Back in downtown Reykjavik, the obvious draw is Hallgrimskirkja, the big grey church on the hill. The best way up to it is via Skólavörðustígur, which you probably know as “Rainbow Street” for the rainbow that’s been painted on it for less than ten years. Do try to get used to the actual names, though. “Skol-a-voor-thu-stee-gur” isn’t as hard is as it looks. Hallgrimskirkja isn’t actually a cathedral, it’s just a parish church (the actual cathedral is the little dark grey church by the Pond) but because it’s the biggest church in Iceland, and the most striking, it tends to get used for all the big occasions. It’s free to go in and have a look around but you can’t miss the tower tour. Go into the gift shop and buy a tower ticket, then go to the lift/elevator by the front door and go up to the top.

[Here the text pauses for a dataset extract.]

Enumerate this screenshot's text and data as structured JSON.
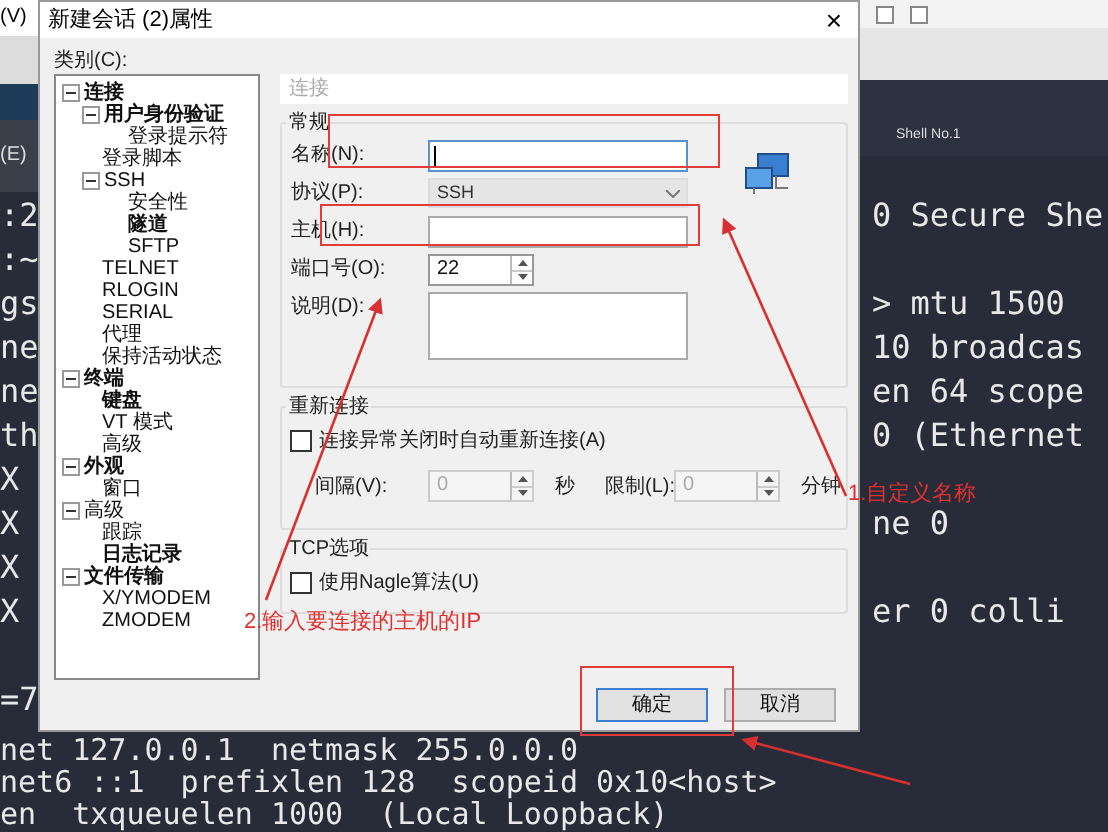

There are two floors at the top, one of which is more sheltered than the other (you’ll want warm clothes if you come up here in winter!) and you get spectacular 360 views over Reykjavik and right across to Reykjanes.

Or you could just do a tour of the cafes and bars. Cafe Loki is the place to go for traditional Icelandic food and as a bonus, it overlooks Hallgrimskirkja. Brauð & Co is a very popular chain of Icelandic bakeries, which I gather does amazing cinnamon buns, although I haven’t visited one myself. For coffee, Reykjavik Roasters is popular or you could try Iceland’s national coffee chains, Te og kaffi.
If you’d like to do a bit of shopping, look beyond the “puffin shops”. Everyone loves a bookshop and Iceland is particularly good at books, with a phenomenon known as “the Christmas book flood” happening in November and December when a surge of books are published ready for Christmas. Pennin Eymundsson is kind of the equivalent of Waterstones or Barnes & Noble – it’s hardly an irresistably cute independent bookshop – but it has a good collection of English books and a healthy selection of souvenirs – grab yourself a readable one, like a saga or a bit of Nordic noir. For sagas, I really like The Saga of the Volsungs although it’s undeniable that Egil’s Saga is the jewel. For crime, try Arnaldur Indriðason, Ragnar Jónasson or Yrsa Sigurðardóttir. If you want something a bit more classic, there’s always Iceland’s Nobel Prize winner, Halldór Laxness, or if you want something a bit lighter, try Auður Ava Ólafsdóttir. Or if you just want to enjoy the scenery, pick yourself a shiny coffee table or photo book, which go from the massive too-big-for-budget-airlines down to the literal pocket-sized. Then go upstairs to the cafe to enjoy an Icelandic coffee with your new Icelandic book.

If you don’t want to look at books – and why would you not want to look at books?? – you could pop into Fótógrafí, the little rustic-looking photo shop on Skólavörðustígur. It’s a den of cameras from the modern to the ancient and you can buy photos of Icelandic scenery or life in the city in sizes ranging from the kind that wouldn’t look out of place in a palace to a little envelope of 6x4s, like the ones I bought last year. Or if you want your hand-knitted lopapeysa, the traditional jumper with the ring-neck pattern (or some wool to make your own), you can cross the road and walk 38m downhill to the Handknitting Association shop.
I think that’s probably enough. By the time you’ve done all that, your accommodation will be available and after that, you’re free to do whatever you want. Probably a bit more of this list.